In a bid to ensure patient safety, the state’s Health and Family Welfare Department has directed the manufacturers to ensure 100 per cent testing of high-risk components used in manufacturing cough syrups besides testing all batches before their commercial release.

The step has been taken after recent death of children in Madhya Pradesh occurred due to consumption of adulterated cough syrups.

The move will help in tracing toxic impurities like diethylene glycol (DEG) and ethylene glycol (EG) used in manufacturing cough syrups at an initial stage.

The Drugs Control Administration has identified various high-risk drug components like DEG, EG, sorbitol, maltitol solution, hydrogenated starch, hydrolysate where DEG and EG are present as impurities.

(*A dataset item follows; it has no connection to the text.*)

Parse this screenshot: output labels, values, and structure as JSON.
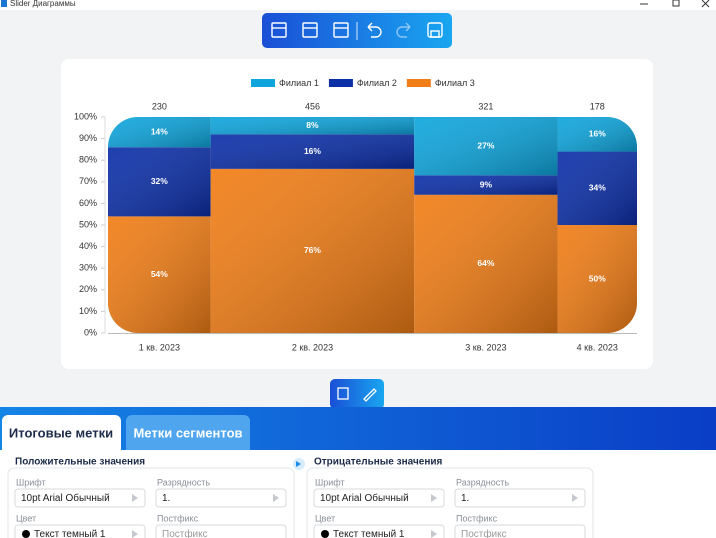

Drug formulations like cough syrups face high risk of adulteration if these high-risk components are not tested in the initial stage of the manufacturing process.

State Drugs Controller Dr Manish Kapoor, in his orders issued on October 9, directed the manufacturers to ensure 100 per cent sampling of all containers of excipients which are used to manufacture drug formulations like cough syrups and also all batches of drug formulations before releasing them in the market.

It is known that manufacturers, who do not have in-house quality testing laboratories, depend on private labs for testing. At times, they merely rely upon test reports of the components provided by the excipient traders and do not undertake any testing, exposing the consumers to high risk. In a bid to save time, they do not test all batches of raw material or the cough syrups before their release into the market thus compromising with patient safety.

In a bid to ensure safety of drug formulations, the DCA has defined the permissible limit of these components. “The percentage of diethylene glycol (DEG) of ethylene glycol (EG) in the excipients as well as the final drug formulation is supposed to be less than 0.1 per cent as defined in their monographs. The manufacturers have been directed to adhere to these directions in letter and spirit,” informed Dr Kapoor.

The manufacturers have also been directed to purchase the components directly from the manufacturers or the authorised vendors to rule out the probability of contamination or mixing if multiple levels are involved in the vendor chain.

It was, however, observed that in a bid to save an extra buck some manufacturers at times purchase industrial grade excipients which are cheaper than the pharmaceutical grade and end up manufacturing toxic cough syrups. Failure to test these components then adds to the peril.

“The pharmaceutical grade PG is available at Rs 140 per kg as against the industrial grade which is sold at Rs 95 per kg,” said a pharmaceutical expert. “A manufacturer will end up saving lakhs for each lot he manufactures using the industrial grade component,” said a pharma expert.